Но это было бы еще полбеды, потому что, действительно, монархические симпатии в населении были, в населении они росли. Правда, тут, наверное, есть и третий миф: сейчас ходит такой популярный тезис о том, что якобы Троцкий говорил, что если бы белые выдвинули монархический лозунг, то советская власть не продержалась бы и одного дня. Если бы белые об этом знали, то, наверное, действительно так бы и сделали. Но, видимо, они были все-таки реальные политики. Во-первых, Троцкий, по крайней мере в годы Гражданской войны, так никогда не говорил, а, наоборот, есть свидетельства о его прямых словах, что «Россия переболела монархией», то есть никогда больше к монархии не возвратиться. Это слова Троцкого, его позиция, и в этом он убеждал красноармейцев и красногвардейцев, которые шли на фронт.

Еще один очень важный момент – монархию без монарха, конкретного лица – носителя власти провозглашать бессмысленно. Потому что империя, монархия держится на единственном правителе – на человеке. Колчак ни в коем случае не мог бы так сделать, даже если бы захотел, просто потому, что его, может быть, не признали другие генералы, сказали бы: А почему он вдруг заявил о себе как о монархе? Никаких связей с Домом Романовых у него естественно не было.

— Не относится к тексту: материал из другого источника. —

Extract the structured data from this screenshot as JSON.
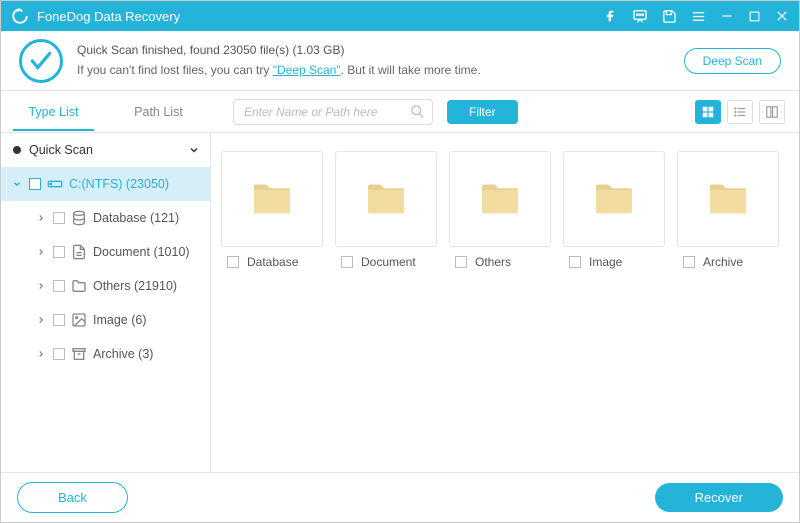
{
  "titlebar": {
    "title": "FoneDog Data Recovery"
  },
  "banner": {
    "line1": "Quick Scan finished, found 23050 file(s) (1.03 GB)",
    "line2_pre": "If you can't find lost files, you can try ",
    "line2_link": "\"Deep Scan\"",
    "line2_post": ". But it will take more time.",
    "deepscan_btn": "Deep Scan"
  },
  "tabs": {
    "type_list": "Type List",
    "path_list": "Path List"
  },
  "search": {
    "placeholder": "Enter Name or Path here"
  },
  "filter_btn": "Filter",
  "tree": {
    "root": "Quick Scan",
    "drive": "C:(NTFS) (23050)",
    "children": [
      {
        "label": "Database (121)",
        "icon": "database"
      },
      {
        "label": "Document (1010)",
        "icon": "document"
      },
      {
        "label": "Others (21910)",
        "icon": "folder"
      },
      {
        "label": "Image (6)",
        "icon": "image"
      },
      {
        "label": "Archive (3)",
        "icon": "archive"
      }
    ]
  },
  "cards": [
    {
      "label": "Database"
    },
    {
      "label": "Document"
    },
    {
      "label": "Others"
    },
    {
      "label": "Image"
    },
    {
      "label": "Archive"
    }
  ],
  "footer": {
    "back": "Back",
    "recover": "Recover"
  }
}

Почему еще не делали так? Очень важно помнить, что когда белые получили сведения о расстреле Николая II, а в советских газетах было объявлено именно о том, что царь казнен, а царская семья укрыта в надежном месте, это вызвало очень много споров и вопросов. Естественно, сразу возникал вопрос о том, где остальные члены семьи, где наследник Алексей Николаевич, где Михаил Александрович Романов. Ведь этого никто не знал даже в эмиграции, и даже вдовствующая императрица Мария Федоровна считала, что и ее сыну удалось каким-то образом спастись. Никто точно не знал о том, что произошло с царской семьей. Поэтому Колчак не случайно начинает расследование. Сразу, как только белые войска вступают в Екатеринбург, начинаются следственные действия по вопросу о том, что произошло с царской семьей, пытаются найти следы каких-нибудь свидетелей, которые могли бы на возможность спасения хотя бы кого-то из царской семьи.

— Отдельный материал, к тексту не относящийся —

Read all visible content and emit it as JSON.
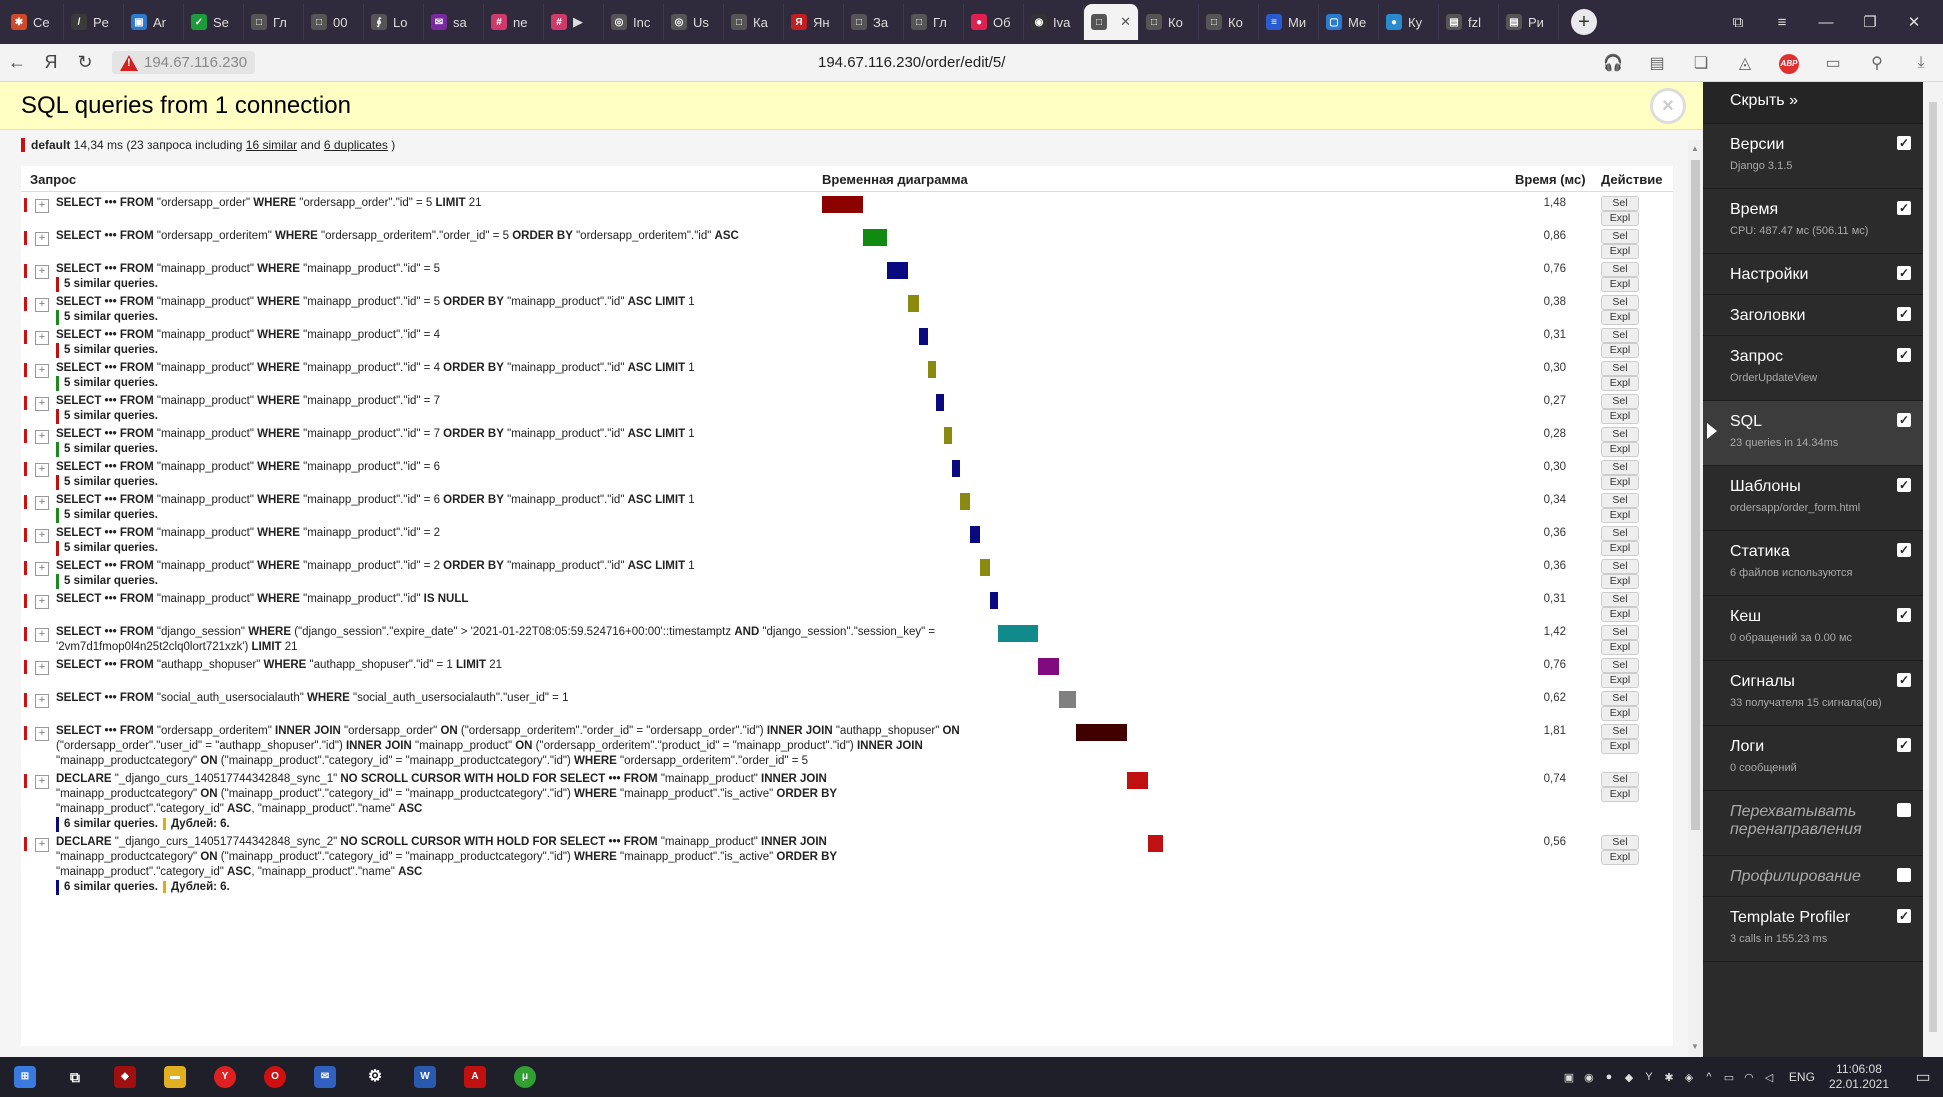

С Михаилом Александровичем Романовым история была совершенно запутанной, потому что, как известно, его так называемая казнь, а на самом деле, настоящее убийство, не имело санкции даже со стороны местной советской власти, не говоря о Москве. И то, что было сделано с Михаилом Александровичем Романовым, тоже вызывало очень и очень много вопросов

Поэтому и не было вопроса, связанного с персональным возглавлением, персональной ответственностью, единственное, что было сделано официально, правда, уже в конце истории Белого движения – в 1922 году Приамурский земский собор торжественно заявил, что верховная власть в будущей освобожденной от советской власти России должна принадлежать представителям Дома Романовых – именно так было объявлено. То есть не кому-то конкретно, а просто Дому Романовых. Но данный монархический лозунг, как мы видим, положения не спас и фронт, в общем-то, не изменился.

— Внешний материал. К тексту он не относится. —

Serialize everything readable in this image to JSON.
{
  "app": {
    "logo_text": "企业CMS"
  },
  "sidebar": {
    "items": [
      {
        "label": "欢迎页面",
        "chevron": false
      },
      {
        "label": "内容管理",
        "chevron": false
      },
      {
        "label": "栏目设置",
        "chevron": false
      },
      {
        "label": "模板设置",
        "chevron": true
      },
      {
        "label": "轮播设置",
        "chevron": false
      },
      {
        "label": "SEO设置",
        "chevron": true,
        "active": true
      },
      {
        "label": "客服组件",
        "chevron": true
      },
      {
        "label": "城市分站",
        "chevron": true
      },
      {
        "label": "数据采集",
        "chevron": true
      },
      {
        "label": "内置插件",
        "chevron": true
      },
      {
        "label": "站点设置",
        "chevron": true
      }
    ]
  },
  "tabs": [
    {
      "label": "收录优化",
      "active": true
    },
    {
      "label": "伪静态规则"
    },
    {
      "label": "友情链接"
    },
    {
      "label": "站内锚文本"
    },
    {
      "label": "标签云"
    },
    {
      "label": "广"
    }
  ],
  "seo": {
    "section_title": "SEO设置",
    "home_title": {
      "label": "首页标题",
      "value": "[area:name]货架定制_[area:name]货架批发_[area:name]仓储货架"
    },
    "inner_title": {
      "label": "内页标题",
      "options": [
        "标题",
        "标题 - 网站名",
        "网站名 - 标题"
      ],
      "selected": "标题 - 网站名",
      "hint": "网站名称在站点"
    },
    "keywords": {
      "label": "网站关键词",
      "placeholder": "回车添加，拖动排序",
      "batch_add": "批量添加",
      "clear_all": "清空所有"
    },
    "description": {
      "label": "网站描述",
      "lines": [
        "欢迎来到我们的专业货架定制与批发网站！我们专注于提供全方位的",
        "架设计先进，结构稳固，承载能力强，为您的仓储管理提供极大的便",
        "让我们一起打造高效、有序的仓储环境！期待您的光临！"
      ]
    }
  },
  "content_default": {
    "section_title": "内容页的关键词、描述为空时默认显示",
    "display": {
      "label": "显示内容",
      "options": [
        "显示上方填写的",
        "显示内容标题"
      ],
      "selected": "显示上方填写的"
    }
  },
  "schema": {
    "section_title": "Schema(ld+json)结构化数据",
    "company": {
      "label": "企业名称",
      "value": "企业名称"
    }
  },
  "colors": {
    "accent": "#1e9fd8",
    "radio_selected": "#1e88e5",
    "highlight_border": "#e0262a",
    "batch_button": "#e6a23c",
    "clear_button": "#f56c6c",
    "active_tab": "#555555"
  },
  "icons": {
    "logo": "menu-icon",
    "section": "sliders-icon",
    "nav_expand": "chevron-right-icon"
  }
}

Конечно, монархические симпатии были, правильнее, наверное, сказать симпатии к единоличной авторитетной власти, власти, которая освящается Церковью, власти, которая имеет поддержку народа. И персонификация этой власти должна была состояться уже после национального, учредительного собрания, после земского собора, который, в свою очередь, должен был быть созван после окончания Гражданской войны и занятия белыми войсками Москвы и Петрограда.

 

 

Василий Цветков, доктор исторических наук

Все лекции цикла можно посмотреть здесь.

 

Очень интересный вопрос в истории Гражданской войны, тоже связанный с Белым движением, это вопрос о так называемом белом терроре. Сейчас очень часто обсуждаются эти проблемы, говорят о том, что были плохие красные и были плохие белые, был красный террор и белый террор – в общем, все были плохие, никого не было хорошего. Подобного рода позиция, наверное, слишком упрощенная и однобокая. Я не буду сейчас говорить о красном терроре, потому что это отдельная тема и говорить здесь можно очень много, отмечу только очень важный правовой момент. Словосочетание «белый террор», в отличие от «красного террора», никогда ни одним белым правительством официально не заявлялось. И никакого законодательного акта, похожего на декрет о красном терроре, который, как известно, был издан после покушения на Ленина, акта о терроре и возмездии за какие-то действия советской власти белыми не принималось.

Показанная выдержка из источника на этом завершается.